The Cornell Lab of Ornithology and Oregon State University received a National Science Foundation award to fund BirdCast. The goal is to synthesize eBird data, night flight calls captured by acoustic monitoring stations and clouds of migrating birds detected at night by WSR-88D weather radar stations. The proposed work will allow, for the first time, real-time predictions of bird migrations: when they migrate, where they migrate, and how far they will be flying. Accurate models of migration have broad application for basic research by allowing researchers to understand behavioral aspects of migration, how migration timing and pathways respond to variation in climatic conditions, and whether linkages exist between annual variation in migration timing and subsequent inter-annual changes in population size.
Collaborative Research: CDI-Type II: BirdCast: Novel Machine Learning Methods for Understanding Continent-Scale Bird Migration
PI: Steve Kelling, Cornell University, Lab of Ornithology
PI: Tom Dietterich, Oregon State University, Kelley Engineering Center
PI: Wesley Hochachka, Cornell University, Lab of Ornithology
PI: Andrew Farnsworth, Cornell University, Lab of Ornithology
Theme: From Data to Knowledge
A unique interdisciplinary team of computer scientists, statisticians, and ornithologists will develop novel computer science methods and apply them to the challenge of understanding the annual migration of birds across North America, which is one of the most complex and dynamic natural phenomena on the planet. While direct observation of migrating birds is limited to a handful of large birds capable of wearing tracking devices, other sources of data provide partial information about migration, which when combined will provide insight into migration at a scale previously unimaginable. These sources include a continental-scale network of volunteer bird watchers, night flight calls captured by acoustic monitoring stations, and clouds of migrating birds detected at night by WSR-88D weather radar stations. We propose to develop two innovative machine learning techniques—Collective Graphical Models (CGMs) and Semi-Parametric Latent Process Models (SLPMs)—that when combined will reconstruct and predict the behavior of the ~400 species of migrating birds across North America. The resulting model will be able to identify the complex conditions governing the dynamics of migration behavior including the choice of migratory pathways, the factors that influence when birds migrate, and the speed and duration of each night’s movements. In addition, we will improve our machine learning methods for identifying bird species from their flight calls. We will develop infrastructure for collecting and making interoperable bird observations, flight call, and radar data as well as covariate data from multiple sources including satellite imagery, weather, and human population data. By the end of the grant period, we will provide daily forecasts of bird migration (a daily BirdCast) and provide interactive tools for visualizing and understanding the fitted models. We will also provide general-purpose open-source implementations of CGMs and SLPMs.
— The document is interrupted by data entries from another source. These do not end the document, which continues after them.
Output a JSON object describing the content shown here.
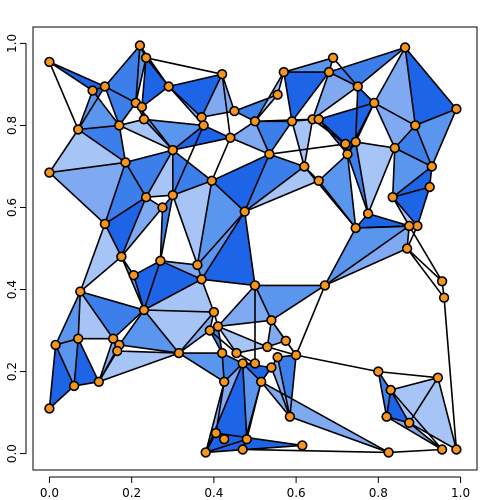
{
  "chart_data": {
    "type": "scatter",
    "subtype": "network-graph-with-filled-triangles",
    "title": "",
    "xlabel": "",
    "ylabel": "",
    "xlim": [
      -0.04,
      1.04
    ],
    "ylim": [
      -0.04,
      1.04
    ],
    "xticks": [
      "0.0",
      "0.2",
      "0.4",
      "0.6",
      "0.8",
      "1.0"
    ],
    "yticks": [
      "0.0",
      "0.2",
      "0.4",
      "0.6",
      "0.8",
      "1.0"
    ],
    "grid": false,
    "legend": "none",
    "colors": {
      "triangle_fill": [
        "#1E64E6",
        "#3C7FEA",
        "#5A96EE",
        "#7FAAF2",
        "#A6C4F6"
      ],
      "node_fill": "#F7941D",
      "stroke": "#000000"
    },
    "nodes": [
      [
        0.0,
        0.955
      ],
      [
        0.22,
        0.995
      ],
      [
        0.235,
        0.965
      ],
      [
        0.42,
        0.925
      ],
      [
        0.57,
        0.93
      ],
      [
        0.69,
        0.965
      ],
      [
        0.68,
        0.93
      ],
      [
        0.865,
        0.99
      ],
      [
        0.105,
        0.885
      ],
      [
        0.135,
        0.895
      ],
      [
        0.21,
        0.855
      ],
      [
        0.225,
        0.845
      ],
      [
        0.29,
        0.895
      ],
      [
        0.37,
        0.82
      ],
      [
        0.45,
        0.835
      ],
      [
        0.555,
        0.875
      ],
      [
        0.75,
        0.895
      ],
      [
        0.07,
        0.79
      ],
      [
        0.17,
        0.8
      ],
      [
        0.23,
        0.815
      ],
      [
        0.375,
        0.8
      ],
      [
        0.44,
        0.77
      ],
      [
        0.5,
        0.81
      ],
      [
        0.59,
        0.81
      ],
      [
        0.64,
        0.815
      ],
      [
        0.655,
        0.815
      ],
      [
        0.79,
        0.855
      ],
      [
        0.89,
        0.8
      ],
      [
        0.99,
        0.84
      ],
      [
        0.0,
        0.685
      ],
      [
        0.185,
        0.71
      ],
      [
        0.3,
        0.74
      ],
      [
        0.535,
        0.73
      ],
      [
        0.62,
        0.7
      ],
      [
        0.655,
        0.665
      ],
      [
        0.72,
        0.755
      ],
      [
        0.725,
        0.73
      ],
      [
        0.745,
        0.76
      ],
      [
        0.84,
        0.745
      ],
      [
        0.93,
        0.7
      ],
      [
        0.235,
        0.625
      ],
      [
        0.275,
        0.6
      ],
      [
        0.3,
        0.63
      ],
      [
        0.395,
        0.665
      ],
      [
        0.475,
        0.59
      ],
      [
        0.775,
        0.585
      ],
      [
        0.745,
        0.55
      ],
      [
        0.835,
        0.625
      ],
      [
        0.925,
        0.65
      ],
      [
        0.895,
        0.555
      ],
      [
        0.875,
        0.555
      ],
      [
        0.87,
        0.5
      ],
      [
        0.135,
        0.56
      ],
      [
        0.175,
        0.48
      ],
      [
        0.205,
        0.435
      ],
      [
        0.27,
        0.47
      ],
      [
        0.36,
        0.46
      ],
      [
        0.37,
        0.425
      ],
      [
        0.5,
        0.41
      ],
      [
        0.67,
        0.41
      ],
      [
        0.955,
        0.42
      ],
      [
        0.96,
        0.38
      ],
      [
        0.075,
        0.395
      ],
      [
        0.4,
        0.345
      ],
      [
        0.39,
        0.3
      ],
      [
        0.41,
        0.31
      ],
      [
        0.23,
        0.35
      ],
      [
        0.54,
        0.325
      ],
      [
        0.015,
        0.265
      ],
      [
        0.07,
        0.28
      ],
      [
        0.155,
        0.28
      ],
      [
        0.17,
        0.265
      ],
      [
        0.165,
        0.25
      ],
      [
        0.315,
        0.245
      ],
      [
        0.455,
        0.245
      ],
      [
        0.42,
        0.245
      ],
      [
        0.53,
        0.26
      ],
      [
        0.575,
        0.275
      ],
      [
        0.6,
        0.24
      ],
      [
        0.555,
        0.235
      ],
      [
        0.5,
        0.22
      ],
      [
        0.515,
        0.175
      ],
      [
        0.47,
        0.22
      ],
      [
        0.54,
        0.21
      ],
      [
        0.06,
        0.165
      ],
      [
        0.12,
        0.175
      ],
      [
        0.0,
        0.11
      ],
      [
        0.425,
        0.175
      ],
      [
        0.8,
        0.2
      ],
      [
        0.83,
        0.155
      ],
      [
        0.945,
        0.185
      ],
      [
        0.82,
        0.09
      ],
      [
        0.875,
        0.075
      ],
      [
        0.585,
        0.09
      ],
      [
        0.425,
        0.035
      ],
      [
        0.405,
        0.05
      ],
      [
        0.38,
        0.003
      ],
      [
        0.48,
        0.035
      ],
      [
        0.47,
        0.01
      ],
      [
        0.615,
        0.02
      ],
      [
        0.825,
        0.003
      ],
      [
        0.955,
        0.01
      ],
      [
        0.99,
        0.01
      ]
    ],
    "triangles": [
      [
        0,
        9,
        8
      ],
      [
        8,
        9,
        17
      ],
      [
        8,
        17,
        18
      ],
      [
        1,
        2,
        10
      ],
      [
        2,
        12,
        11
      ],
      [
        1,
        9,
        10
      ],
      [
        9,
        10,
        18
      ],
      [
        10,
        11,
        19
      ],
      [
        12,
        13,
        20
      ],
      [
        12,
        3,
        13
      ],
      [
        3,
        14,
        13
      ],
      [
        14,
        15,
        22
      ],
      [
        15,
        4,
        22
      ],
      [
        4,
        6,
        23
      ],
      [
        4,
        5,
        6
      ],
      [
        6,
        7,
        16
      ],
      [
        6,
        16,
        24
      ],
      [
        16,
        26,
        37
      ],
      [
        7,
        27,
        26
      ],
      [
        7,
        28,
        27
      ],
      [
        27,
        28,
        39
      ],
      [
        17,
        29,
        30
      ],
      [
        17,
        18,
        30
      ],
      [
        18,
        19,
        31
      ],
      [
        19,
        20,
        31
      ],
      [
        20,
        21,
        31
      ],
      [
        21,
        22,
        32
      ],
      [
        22,
        23,
        32
      ],
      [
        23,
        24,
        33
      ],
      [
        24,
        25,
        35
      ],
      [
        25,
        26,
        36
      ],
      [
        26,
        27,
        38
      ],
      [
        27,
        39,
        38
      ],
      [
        30,
        31,
        40
      ],
      [
        31,
        42,
        40
      ],
      [
        31,
        43,
        42
      ],
      [
        43,
        44,
        32
      ],
      [
        32,
        33,
        44
      ],
      [
        33,
        34,
        44
      ],
      [
        34,
        36,
        46
      ],
      [
        36,
        37,
        45
      ],
      [
        37,
        38,
        45
      ],
      [
        38,
        39,
        47
      ],
      [
        39,
        48,
        47
      ],
      [
        47,
        48,
        49
      ],
      [
        45,
        46,
        50
      ],
      [
        47,
        49,
        50
      ],
      [
        29,
        52,
        30
      ],
      [
        30,
        40,
        52
      ],
      [
        40,
        41,
        53
      ],
      [
        41,
        42,
        55
      ],
      [
        42,
        43,
        56
      ],
      [
        43,
        44,
        56
      ],
      [
        44,
        57,
        58
      ],
      [
        44,
        56,
        57
      ],
      [
        40,
        52,
        53
      ],
      [
        52,
        53,
        62
      ],
      [
        53,
        54,
        66
      ],
      [
        54,
        55,
        66
      ],
      [
        55,
        56,
        57
      ],
      [
        55,
        57,
        66
      ],
      [
        57,
        63,
        66
      ],
      [
        58,
        59,
        67
      ],
      [
        46,
        50,
        59
      ],
      [
        50,
        51,
        59
      ],
      [
        62,
        68,
        69
      ],
      [
        62,
        69,
        70
      ],
      [
        62,
        66,
        70
      ],
      [
        66,
        71,
        73
      ],
      [
        66,
        63,
        73
      ],
      [
        63,
        64,
        73
      ],
      [
        64,
        65,
        75
      ],
      [
        65,
        74,
        76
      ],
      [
        67,
        76,
        77
      ],
      [
        67,
        77,
        78
      ],
      [
        58,
        67,
        65
      ],
      [
        68,
        84,
        86
      ],
      [
        68,
        69,
        84
      ],
      [
        69,
        85,
        84
      ],
      [
        70,
        71,
        85
      ],
      [
        71,
        72,
        85
      ],
      [
        72,
        73,
        85
      ],
      [
        73,
        75,
        87
      ],
      [
        75,
        82,
        87
      ],
      [
        82,
        83,
        81
      ],
      [
        83,
        79,
        93
      ],
      [
        79,
        78,
        93
      ],
      [
        87,
        96,
        95
      ],
      [
        87,
        82,
        96
      ],
      [
        82,
        97,
        96
      ],
      [
        82,
        81,
        97
      ],
      [
        81,
        93,
        100
      ],
      [
        81,
        98,
        97
      ],
      [
        99,
        96,
        95
      ],
      [
        88,
        89,
        91
      ],
      [
        89,
        90,
        92
      ],
      [
        91,
        92,
        101
      ],
      [
        90,
        92,
        102
      ],
      [
        89,
        92,
        91
      ]
    ],
    "extra_edges": [
      [
        60,
        61
      ],
      [
        60,
        51
      ],
      [
        61,
        51
      ],
      [
        61,
        102
      ],
      [
        102,
        90
      ],
      [
        101,
        89
      ],
      [
        88,
        90
      ],
      [
        100,
        101
      ],
      [
        59,
        78
      ],
      [
        78,
        88
      ],
      [
        100,
        98
      ],
      [
        100,
        93
      ],
      [
        29,
        17
      ],
      [
        0,
        17
      ],
      [
        4,
        15
      ],
      [
        5,
        16
      ],
      [
        14,
        22
      ],
      [
        22,
        24
      ],
      [
        24,
        35
      ],
      [
        35,
        36
      ],
      [
        36,
        37
      ],
      [
        33,
        46
      ],
      [
        46,
        49
      ],
      [
        49,
        51
      ],
      [
        50,
        60
      ],
      [
        44,
        58
      ],
      [
        58,
        80
      ],
      [
        80,
        82
      ],
      [
        76,
        78
      ],
      [
        74,
        80
      ],
      [
        63,
        65
      ],
      [
        64,
        74
      ],
      [
        3,
        21
      ],
      [
        21,
        43
      ],
      [
        13,
        14
      ],
      [
        20,
        42
      ],
      [
        11,
        19
      ],
      [
        1,
        12
      ],
      [
        2,
        3
      ],
      [
        10,
        31
      ],
      [
        32,
        35
      ]
    ]
  }
}
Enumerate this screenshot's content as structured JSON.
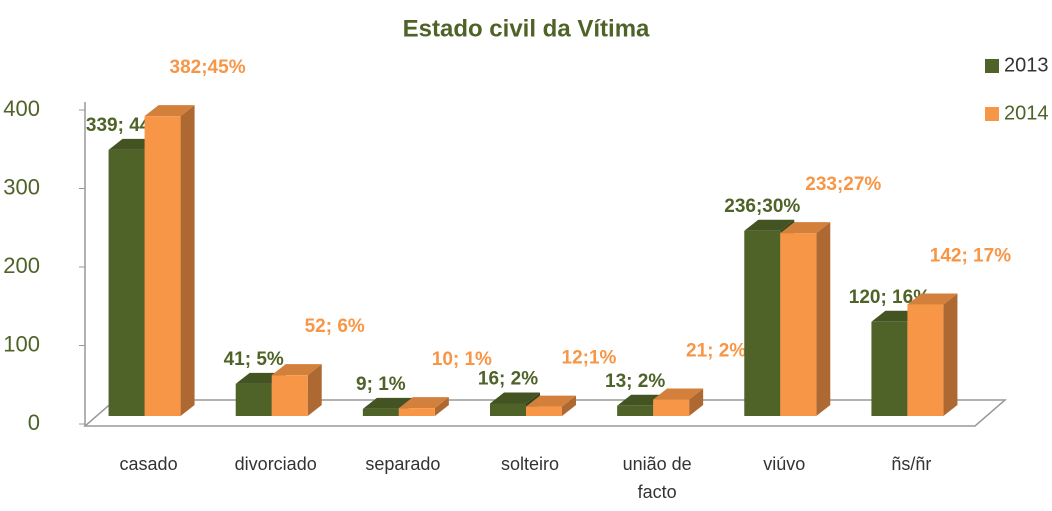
{
  "chart_data": {
    "type": "bar3d",
    "title": "Estado civil da Vítima",
    "categories": [
      "casado",
      "divorciado",
      "separado",
      "solteiro",
      "união de facto",
      "viúvo",
      "ñs/ñr"
    ],
    "series": [
      {
        "name": "2013",
        "color": "#4f6228",
        "values": [
          339,
          41,
          9,
          16,
          13,
          236,
          120
        ],
        "value_labels": [
          "339; 44%",
          "41; 5%",
          "9; 1%",
          "16; 2%",
          "13; 2%",
          "236;30%",
          "120; 16%"
        ]
      },
      {
        "name": "2014",
        "color": "#f79646",
        "values": [
          382,
          52,
          10,
          12,
          21,
          233,
          142
        ],
        "value_labels": [
          "382;45%",
          "52; 6%",
          "10; 1%",
          "12;1%",
          "21; 2%",
          "233;27%",
          "142; 17%"
        ]
      }
    ],
    "ylim": [
      0,
      400
    ],
    "yticks": [
      0,
      100,
      200,
      300,
      400
    ],
    "legend": "top-right"
  }
}
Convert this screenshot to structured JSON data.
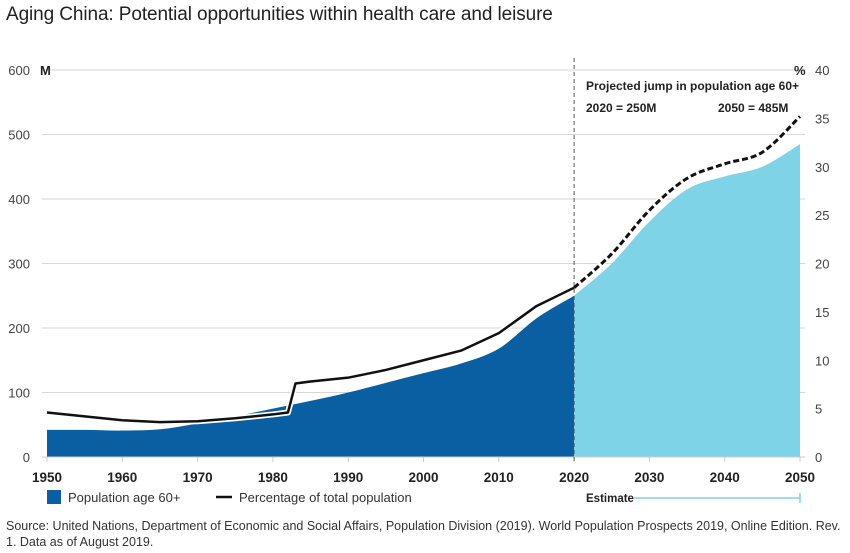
{
  "title": "Aging China: Potential opportunities within health care and leisure",
  "source": "Source: United Nations, Department of Economic and Social Affairs, Population Division (2019). World Population Prospects 2019, Online Edition. Rev. 1. Data as of August 2019.",
  "colors": {
    "historical_area": "#0a5fa3",
    "estimate_area": "#7fd3e6",
    "line": "#111111",
    "grid": "#d6d6d6",
    "divider": "#555555"
  },
  "chart_data": {
    "type": "area",
    "title": "Aging China: Potential opportunities within health care and leisure",
    "x_ticks": [
      1950,
      1960,
      1970,
      1980,
      1990,
      2000,
      2010,
      2020,
      2030,
      2040,
      2050
    ],
    "xlim": [
      1950,
      2050
    ],
    "left_axis": {
      "unit_label": "M",
      "ticks": [
        0,
        100,
        200,
        300,
        400,
        500,
        600
      ],
      "ylim": [
        0,
        600
      ]
    },
    "right_axis": {
      "unit_label": "%",
      "ticks": [
        0,
        5,
        10,
        15,
        20,
        25,
        30,
        35,
        40
      ],
      "ylim": [
        0,
        40
      ]
    },
    "grid": true,
    "estimate_start": 2020,
    "series": [
      {
        "name": "Population age 60+",
        "type": "area",
        "axis": "left",
        "x": [
          1950,
          1955,
          1960,
          1965,
          1970,
          1975,
          1980,
          1985,
          1990,
          1995,
          2000,
          2005,
          2010,
          2015,
          2020,
          2025,
          2030,
          2035,
          2040,
          2045,
          2050
        ],
        "values": [
          42,
          42,
          41,
          43,
          52,
          63,
          75,
          87,
          100,
          115,
          130,
          145,
          168,
          215,
          250,
          300,
          365,
          415,
          435,
          450,
          485
        ]
      },
      {
        "name": "Percentage of total population",
        "type": "line",
        "axis": "right",
        "x": [
          1950,
          1955,
          1960,
          1965,
          1970,
          1975,
          1980,
          1982,
          1983,
          1985,
          1990,
          1995,
          2000,
          2005,
          2010,
          2015,
          2020,
          2025,
          2030,
          2035,
          2040,
          2045,
          2050
        ],
        "values": [
          4.6,
          4.2,
          3.8,
          3.6,
          3.7,
          4.0,
          4.4,
          4.6,
          7.6,
          7.8,
          8.2,
          9.0,
          10.0,
          11.0,
          12.8,
          15.6,
          17.5,
          21.0,
          25.5,
          28.8,
          30.3,
          31.5,
          35.2
        ]
      }
    ],
    "annotations": {
      "heading": "Projected jump in population age 60+",
      "left_value": "2020 = 250M",
      "right_value": "2050 = 485M"
    },
    "legend": {
      "placement": "bottom",
      "items": [
        "Population age 60+",
        "Percentage of total population"
      ],
      "estimate_label": "Estimate"
    }
  }
}
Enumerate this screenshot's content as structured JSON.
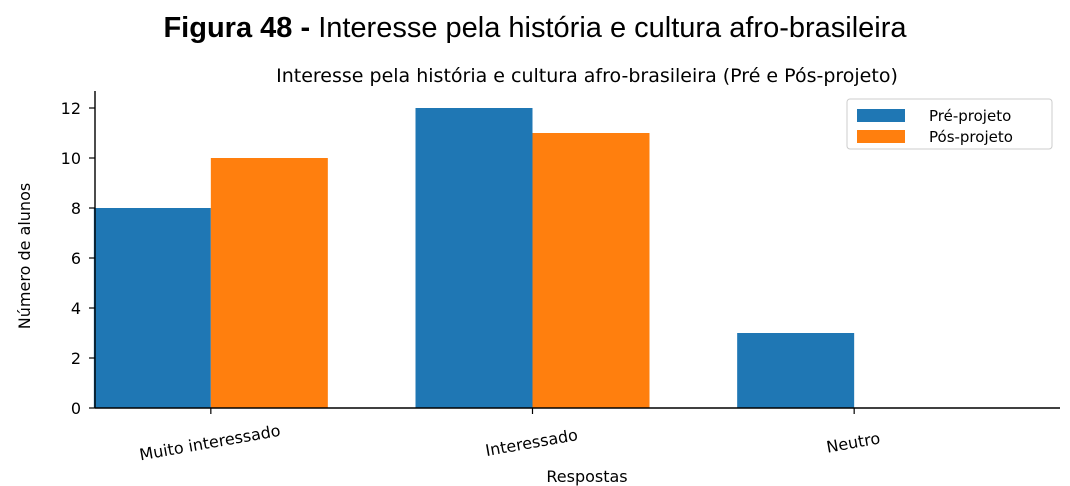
{
  "figure_caption": {
    "label": "Figura 48 -",
    "text": "Interesse pela história e cultura afro-brasileira"
  },
  "chart_data": {
    "type": "bar",
    "title": "Interesse pela história e cultura afro-brasileira (Pré e Pós-projeto)",
    "xlabel": "Respostas",
    "ylabel": "Número de alunos",
    "categories": [
      "Muito interessado",
      "Interessado",
      "Neutro"
    ],
    "series": [
      {
        "name": "Pré-projeto",
        "values": [
          8,
          12,
          3
        ],
        "color": "#1f77b4"
      },
      {
        "name": "Pós-projeto",
        "values": [
          10,
          11,
          0
        ],
        "color": "#ff7f0e"
      }
    ],
    "ylim": [
      0,
      12.6
    ],
    "yticks": [
      0,
      2,
      4,
      6,
      8,
      10,
      12
    ],
    "legend_position": "top-right",
    "grid": false
  }
}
Intellectual Merit: CGMs and SLPMs will greatly extend the scope of phenomena that can be captured with graphical models. A CGM is able to recover a model of the behavior of individuals using only collective observations. For BirdCast, it will construct a model of individual bird dynamics from observations of the counts of birds at a given location or flying over a given acoustic or radar station. We will develop algorithms for fitting CGMs to data and for predicting bird migration in real time. An SLPM is an extension of latent process models, such as the CGM for bird migration, in which the dynamics of a process is represented by latent variables that are observed only indirectly through noisy sensors. In an SLPM, the conditional probability distribution of each variable is modeled using flexible, non-parametric methods from machine learning, such as boosted regression trees. Boosted regression trees have been shown to make more accurate predictions and require less modeling effort and data pre-processing than traditional parametric methods. However, introducing such flexible methods into latent variable models raises difficult challenges for model fitting and validation. We will develop novel information regularization and latent model cross-validation methods to prevent over-fitting and enforce latent variable semantics. Latent process models arise in domains as varied as economics, psychology, and engineering. Hence, the resulting algorithms will have broad application throughout science and engineering.
Broader Impacts: The proposed work will allow, for the first time, real-time predictions of bird migrations: when they migrate, where they migrate, and how far they will be flying. Knowledge of migratory behavior will aid decisions for placement of wind turbines and identify nights on which lighting of tall buildings could be reduced to prevent the deaths of millions of birds. Accurate models of migration also have broad application for basic research by allowing researchers to understand behavioral aspects of migration, how migration timing and pathways respond to variation in climatic conditions, and whether linkages exist between annual variation in migration timing and subsequent inter-annual changes in population size.
Development of novel web-based data visualizations for communicating the predictions of migration will also provide BirdCast with a strong potential for outreach and education of the general public, with applications for informal education regarding computer science, ecology, and conservation. The same visualization tools will provide an appealing avenue for school classes and the general public to “see” the dynamic process of migration in action, strengthening their connection to the natural world. Further, by integrating these applications into existing education and outreach activities already managed by the Cornell Lab of Ornithology, we can introduce vast new audiences to exciting advances in computer science.